For those who might not be familiar with the story, Fifty Shades of Grey chronicles the sexual adventures of twenty-something literature student Anastasia Steel, apparently a virgin at the beginning of the book, and her sadomasochistic boyfriend, young billionaire Christian Grey. The book, according to the articles I’ve read (seriously, I haven’t read the book), is pretty much one long sex scene, replete with hardcore bondage, domination, and other things that would have made Lady Chatterley blush. Make no mistake, I’m no prude. The subject matter is not one I find offensive—I’m simply curious about the book’s popularity.

I don’t begrudge James her success. Indeed, more power to her. But what is it about the book that’s fueling its overwhelming popularity? Is it simply sex? If that’s the answer, does this mean Henry Miller’s books will start appearing on the bestseller lists? What was it about Stieg Larsson’s Millennium Trilogy that spawned a similar frenzy? I read The Girl with the Dragon Tattoo and its two sequels and enjoyed them all, but I’m at a loss to explain why those books in particular struck such a powerful chord with people. It’s a tragedy Larsson didn’t live long enough to see his books become the pop-culture phenomenon they did.

What I not only find puzzling–but disturbing–is Snooki, whose book . . . I can’t even finish typing this sentence. Let’s move on.

I’m currently reading Into Africa by adventurer Martin Dugard. The book details Henry Stanley’s epic 1871 search for missing explorer David Livingstone in the heart of Africa (their eventual meeting was immortalized by Stanley’s famous greeting: “Dr. Livingstone, I presume?”). The book is a stellar adventure story written in a lively manner that almost dares the reader not to turn the page.

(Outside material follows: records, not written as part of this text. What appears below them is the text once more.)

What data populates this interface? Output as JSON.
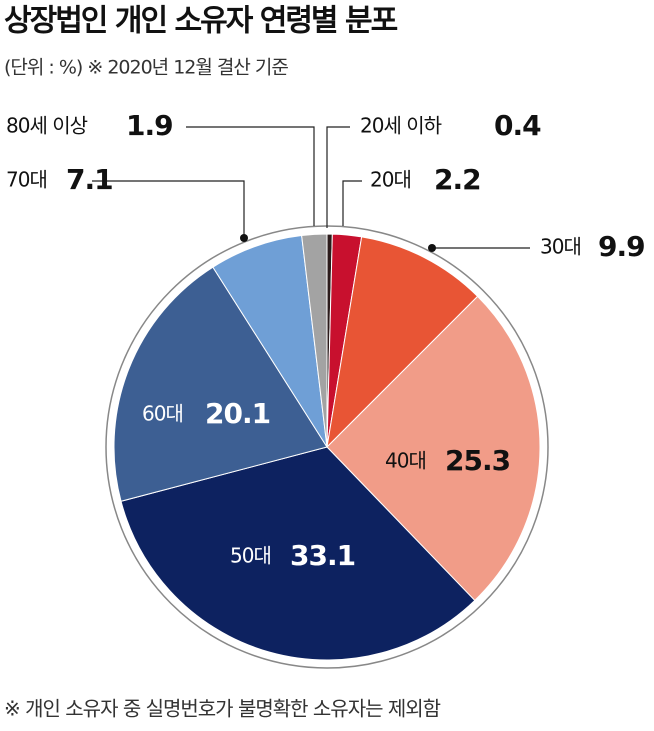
{
  "chart_data": {
    "type": "pie",
    "title": "상장법인 개인 소유자 연령별 분포",
    "subtitle": "(단위 : %) ※ 2020년 12월 결산 기준",
    "footnote": "※ 개인 소유자 중 실명번호가 불명확한 소유자는 제외함",
    "categories": [
      "20세 이하",
      "20대",
      "30대",
      "40대",
      "50대",
      "60대",
      "70대",
      "80세 이상"
    ],
    "values": [
      0.4,
      2.2,
      9.9,
      25.3,
      33.1,
      20.1,
      7.1,
      1.9
    ],
    "colors": [
      "#2b1b1b",
      "#c8102e",
      "#e85535",
      "#f19c88",
      "#0d2260",
      "#3d5f93",
      "#6f9fd6",
      "#a3a3a3"
    ]
  }
}
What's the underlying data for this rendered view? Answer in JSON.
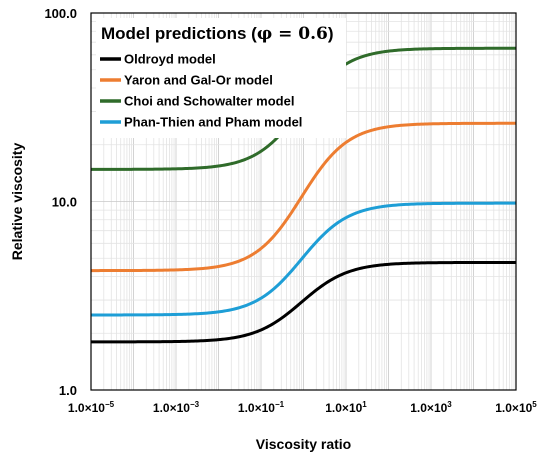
{
  "chart_data": {
    "type": "line",
    "title": "Model predictions (",
    "title_math": "φ = 0.6",
    "title_close": ")",
    "xlabel": "Viscosity ratio",
    "ylabel": "Relative viscosity",
    "x_scale": "log",
    "y_scale": "log",
    "xlim": [
      1e-05,
      100000
    ],
    "ylim": [
      1,
      100
    ],
    "grid": true,
    "legend_position": "top-left",
    "x_ticks": [
      {
        "value": 1e-05,
        "mantissa": "1.0×10",
        "exp": "−5"
      },
      {
        "value": 0.001,
        "mantissa": "1.0×10",
        "exp": "−3"
      },
      {
        "value": 0.1,
        "mantissa": "1.0×10",
        "exp": "−1"
      },
      {
        "value": 10,
        "mantissa": "1.0×10",
        "exp": "1"
      },
      {
        "value": 1000,
        "mantissa": "1.0×10",
        "exp": "3"
      },
      {
        "value": 100000,
        "mantissa": "1.0×10",
        "exp": "5"
      }
    ],
    "y_ticks": [
      {
        "value": 1,
        "label": "1.0"
      },
      {
        "value": 10,
        "label": "10.0"
      },
      {
        "value": 100,
        "label": "100.0"
      }
    ],
    "series": [
      {
        "name": "Oldroyd model",
        "color": "#000000",
        "low": 1.8,
        "high": 4.75,
        "mid": 0.9,
        "width": 0.55
      },
      {
        "name": "Yaron and Gal-Or model",
        "color": "#ED7D31",
        "low": 4.3,
        "high": 26.0,
        "mid": 0.9,
        "width": 0.55
      },
      {
        "name": "Choi and Schowalter model",
        "color": "#2F6B2A",
        "low": 14.8,
        "high": 65.0,
        "mid": 0.9,
        "width": 0.55
      },
      {
        "name": "Phan-Thien and Pham model",
        "color": "#1E9ED6",
        "low": 2.5,
        "high": 9.8,
        "mid": 0.9,
        "width": 0.55
      }
    ]
  }
}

It’s one of the best works of narrative nonfiction I’ve picked up in a long while and reads like a real-life Indiana Jones story.

It’s a wonderful character study of two very complex individuals: Livingstone, the missionary bent on finding the source of the Nile; and Stanley, a journalist plagued by failure and desperate to make something of his life. Why didn’t this book generate mammoth sales? It has drama, human conflict, adventure, a touch of mystery—but not much sex.

An author I’ve mentioned on this blog before is James Crumley, whose violent, drug-fueled detective novels rank amongst the best crime fiction I’ve read. He has been cited as a major influence by such bestselling authors as Michael Connelly and Dennis Lehane, yet he never found a large audience. Crumley, who died in 2008, voiced his thoughts on the matter in a 2001 interview with the Dallas Morning News:

I’m not middlebrow and middle class. Sure, I’d like it if more people read the books. My children would like it. My ex-wives would like it. But that’s just not what I’m about.

The opening line to Crumley’s The Last Good Kiss is considered by many to be one of the finest of the genre:

When I finally caught up with Abraham Trahearne, he was drinking beer with an alcoholic bulldog named Fireball Roberts in a ramshackle joint just outside of Sonoma, California, drinking the heart right out of a fine spring afternoon.

The whole book, mind you, is phenomenal.

Otto Penzler, founder of the Mysterious Press and owner of the Mysterious Bookshop in New York City, could never account for Crumley’s lack of mainstream success. “He just never found a mass audience,” he told the the Los Angeles Times in 2008, “and I wish I could tell you why. I don’t know.”

As the author of six non-bestselling books (well, one did appear in a brief flash on the Barnes and Noble paperback bestseller list about six years ago) and my next book due out in October, I sometimes wonder if I’ll ever beat the odds. If great authors like Crumley go their entire career hidden in the literary shadows, what chance do other scribes have?

All writers, of course, are prone to such feelings every now and then. The trick is not to dwell on them too long. If we knew why some books meet with great success, while others go out in a blaze of obscurity, we’d all be writing massive bestsellers.

Who knows? Maybe in the end, it is all about sex.